Lição de luta no <i>call-center</i>
Com a luta que culminou na greve de 31 de Março, a CRH, a Tempo Team e, sobretudo, a EDP ficaram a saber que os trabalhadores do atendimento comercial estão unidos e firmes na defesa dos seus justos direitos e interesses.
A EDP é responsável pelo aumento da precariedade
O call-center da EDP foi uma das primeiras áreas que a eléctrica entregou a uma «prestadora de serviços», quando governos e suas administrações a colocaram no caminho da privatização e da corrida ao lucro, para bem dos grandes accionistas.
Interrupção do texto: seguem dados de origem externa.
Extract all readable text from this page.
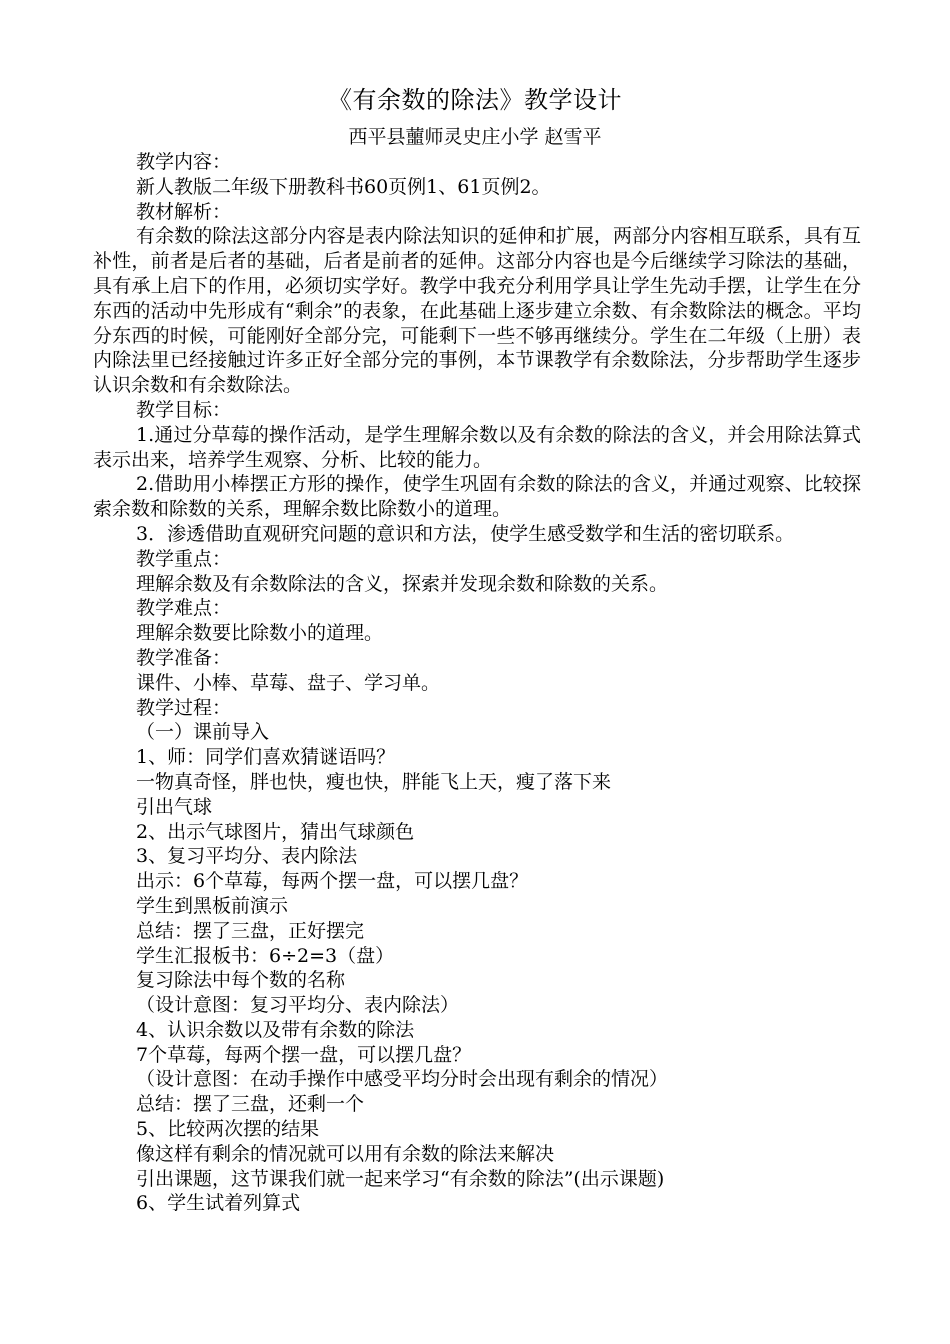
《有余数的除法》教学设计
西平县蘁师灵史庄小学 赵雪平

教学内容：

新人教版二年级下册教科书60页例1、61页例2。

教材解析：

有余数的除法这部分内容是表内除法知识的延伸和扩展，两部分内容相互联系，具有互补性，前者是后者的基础，后者是前者的延伸。这部分内容也是今后继续学习除法的基础，具有承上启下的作用，必须切实学好。教学中我充分利用学具让学生先动手摆，让学生在分东西的活动中先形成有“剩余”的表象，在此基础上逐步建立余数、有余数除法的概念。平均分东西的时候，可能刚好全部分完，可能剩下一些不够再继续分。学生在二年级（上册）表内除法里已经接触过许多正好全部分完的事例，本节课教学有余数除法，分步帮助学生逐步认识余数和有余数除法。

教学目标：

1.通过分草莓的操作活动，是学生理解余数以及有余数的除法的含义，并会用除法算式表示出来，培养学生观察、分析、比较的能力。

2.借助用小棒摆正方形的操作，使学生巩固有余数的除法的含义，并通过观察、比较探索余数和除数的关系，理解余数比除数小的道理。

3．渗透借助直观研究问题的意识和方法，使学生感受数学和生活的密切联系。

教学重点：

理解余数及有余数除法的含义，探索并发现余数和除数的关系。

教学难点：

理解余数要比除数小的道理。

教学准备：

课件、小棒、草莓、盘子、学习单。

教学过程：

（一）课前导入

1、师：同学们喜欢猜谜语吗？

一物真奇怪，胖也快，瘦也快，胖能飞上天，瘦了落下来

引出气球

2、出示气球图片，猜出气球颜色

3、复习平均分、表内除法

出示：6个草莓，每两个摆一盘，可以摆几盘？

学生到黑板前演示

总结：摆了三盘，正好摆完

学生汇报板书：6÷2=3（盘）

复习除法中每个数的名称

（设计意图：复习平均分、表内除法）

4、认识余数以及带有余数的除法

7个草莓，每两个摆一盘，可以摆几盘？

（设计意图：在动手操作中感受平均分时会出现有剩余的情况）

总结：摆了三盘，还剩一个

5、比较两次摆的结果

像这样有剩余的情况就可以用有余数的除法来解决

引出课题，这节课我们就一起来学习“有余数的除法”(出示课题)

6、学生试着列算式
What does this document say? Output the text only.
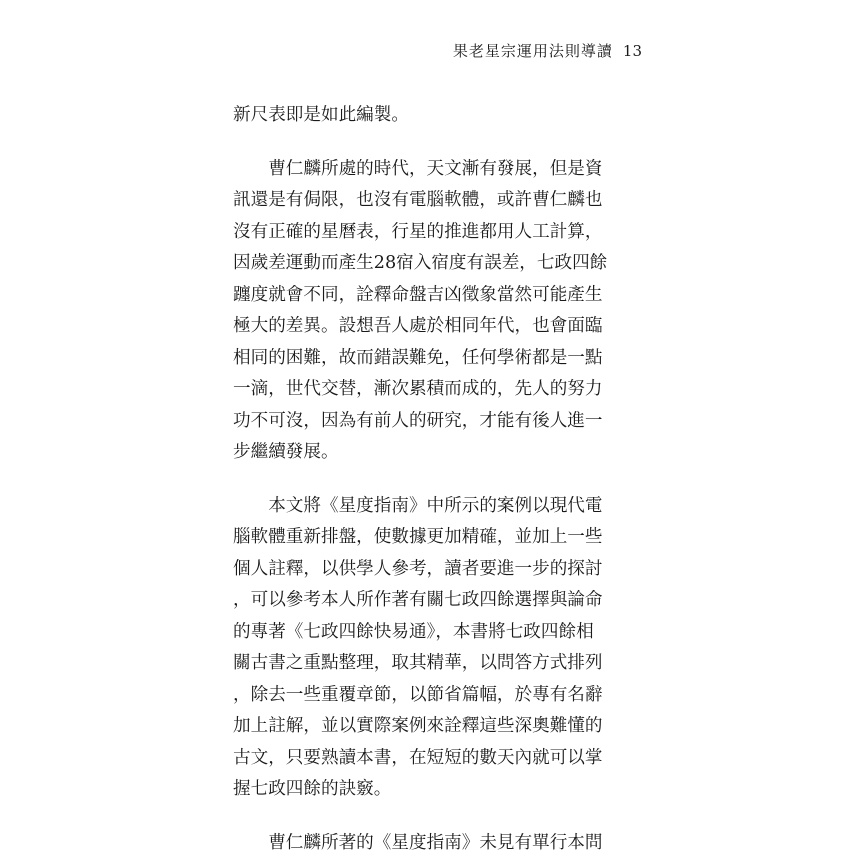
果老星宗運用法則導讀 13
新尺表即是如此編製。
　　曹仁麟所處的時代，天文漸有發展，但是資
訊還是有侷限，也沒有電腦軟體，或許曹仁麟也
沒有正確的星曆表，行星的推進都用人工計算，
因歲差運動而產生28宿入宿度有誤差，七政四餘
躔度就會不同，詮釋命盤吉凶徵象當然可能產生
極大的差異。設想吾人處於相同年代，也會面臨
相同的困難，故而錯誤難免，任何學術都是一點
一滴，世代交替，漸次累積而成的，先人的努力
功不可沒，因為有前人的研究，才能有後人進一
步繼續發展。
　　本文將《星度指南》中所示的案例以現代電
腦軟體重新排盤，使數據更加精確，並加上一些
個人註釋，以供學人參考，讀者要進一步的探討
，可以參考本人所作著有關七政四餘選擇與論命
的專著《七政四餘快易通》，本書將七政四餘相
關古書之重點整理，取其精華，以問答方式排列
，除去一些重覆章節，以節省篇幅，於專有名辭
加上註解，並以實際案例來詮釋這些深奧難懂的
古文，只要熟讀本書，在短短的數天內就可以掌
握七政四餘的訣竅。
　　曹仁麟所著的《星度指南》未見有單行本問
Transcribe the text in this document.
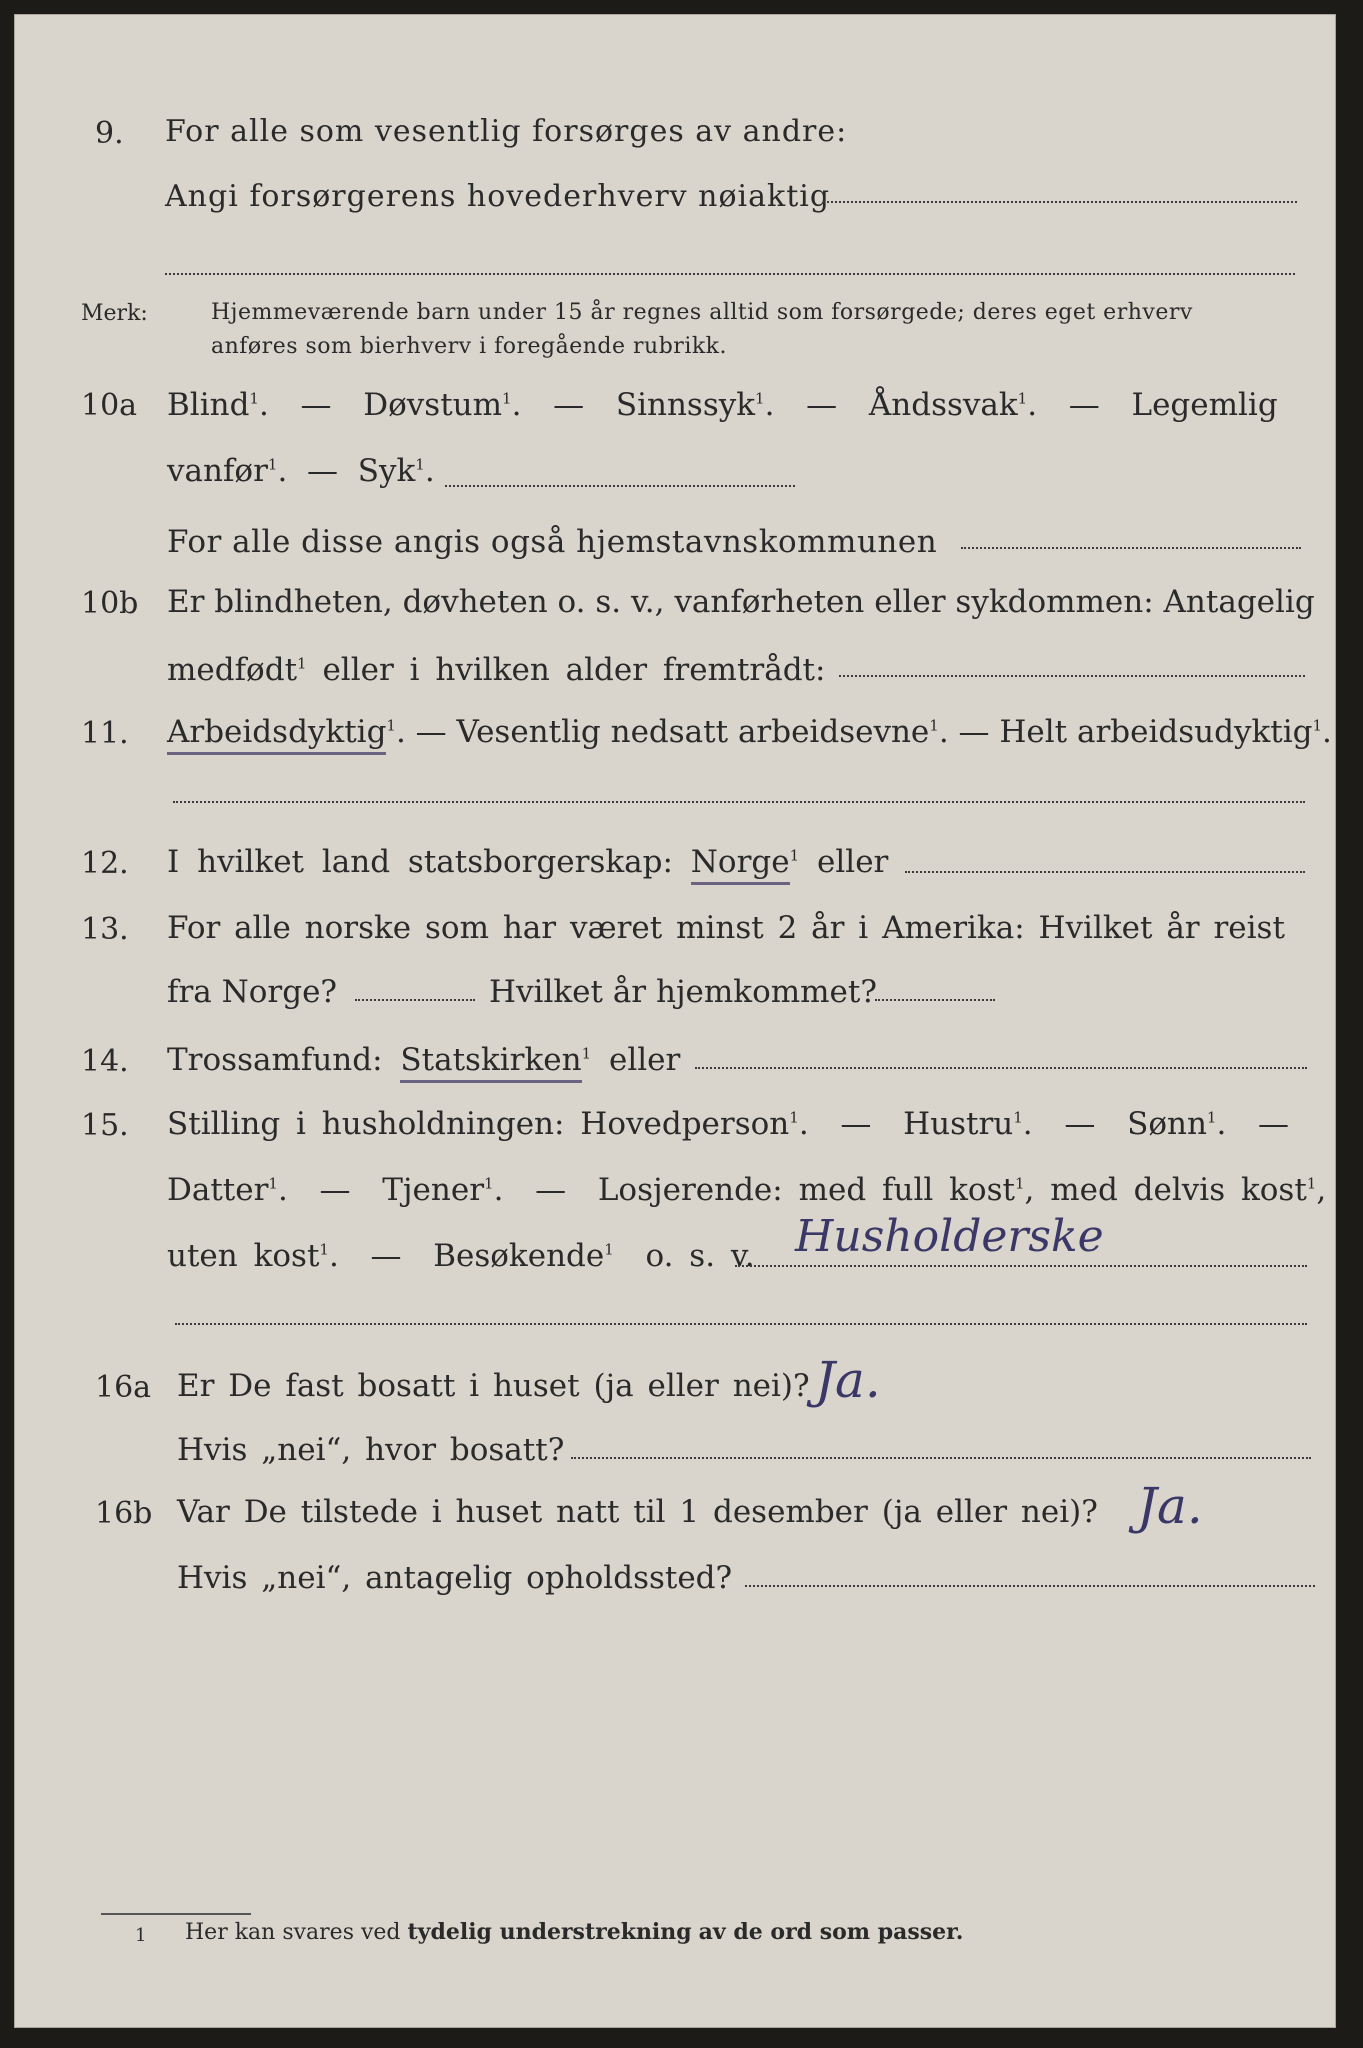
9. For alle som vesentlig forsørges av andre:
Angi forsørgerens hovederhverv nøiaktig
Merk:	Hjemmeværende barn under 15 år regnes alltid som forsørgede; deres eget erhverv
anføres som bierhverv i foregående rubrikk.
10a Blind$^1$.  —  Døvstum$^1$.  —  Sinnssyk$^1$.  —  Åndssvak$^1$.  —  Legemlig
vanfør$^1$.  —  Syk$^1$.
For alle disse angis også hjemstavnskommunen
10b Er blindheten, døvheten o. s. v., vanførheten eller sykdommen: Antagelig
medfødt$^1$ eller i hvilken alder fremtrådt:
11. Arbeidsdyktig$^1$. — Vesentlig nedsatt arbeidsevne$^1$. — Helt arbeidsudyktig$^1$.
12. I hvilket land statsborgerskap: Norge$^1$ eller
13. For alle norske som har været minst 2 år i Amerika: Hvilket år reist
fra Norge?	Hvilket år hjemkommet?
14. Trossamfund: Statskirken$^1$ eller
15. Stilling i husholdningen: Hovedperson$^1$.  —  Hustru$^1$.  —  Sønn$^1$.  —
Datter$^1$.  —  Tjener$^1$.  —  Losjerende: med full kost$^1$, med delvis kost$^1$,
uten kost$^1$.  —  Besøkende$^1$ o. s. v. Husholderske
16a Er De fast bosatt i huset (ja eller nei)? Ja.
Hvis „nei“, hvor bosatt?
16b Var De tilstede i huset natt til 1 desember (ja eller nei)? Ja.
Hvis „nei“, antagelig opholdssted?
1 Her kan svares ved tydelig understrekning av de ord som passer.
Numa história com duas décadas, os serviços do atendimento telefónico da área comercial passaram a ser executados, através da CRH Consultoria e Valorização, que tinha um contrato de prestação de serviços com a EDP Soluções Comerciais, por cerca de 700 trabalhadores (mulheres, na sua maioria) com vínculos laborais precários e com salários e direitos bastante inferiores aos que tinham sido conquistados pelo pessoal da EDP. As instalações distribuíam-se pela Póvoa de Santo Adrião (Odivelas), a Matinha (Lisboa) e Seia.
Poupar para o capital
Os trabalhadores ficavam assim excluídos da aplicação do Acordo Colectivo de Trabalho que vigora no Grupo EDP. Manuel Correia, dirigente do Sindicato das Indústrias Eléctricas do Sul e Ilhas e da CGTP-IN, estima que a EDP poupe até metade do salário de cada trabalhador com esta política de outsourcing.
O SIESI manteve ligação ao pessoal da CRH desde o início e foi dessa base que surgiu a resposta ao sobressalto que marcou o final do ano passado.
Em Dezembro, foi decretada a insolvência da CRH e a EDP decidiu deixá-la de fora do concurso para assegurar o serviço após 31 de Março de 2011. Se contassem apenas os objectivos das empresas, os trabalhadores ficariam sem emprego e sem quaisquer direitos reconhecidos (o que significaria prejuízos pesados). Mas em Janeiro e Fevereiro, o SIESI desencadeou contactos e plenários, aumentou a sindicalização, reforçou a organização. Com forte apoio dos trabalhadores da CRH, exigiu das empresas a garantia dos postos de trabalho e dos direitos, bem como a preservação das condições de prestação do trabalho. Se a CRH mostrou logo querer escapar às suas responsabilidades, a anunciada ganhadora do concurso da EDP, a Tempo Team, não ficou atrás e começou por nem sequer garantir os postos de trabalho.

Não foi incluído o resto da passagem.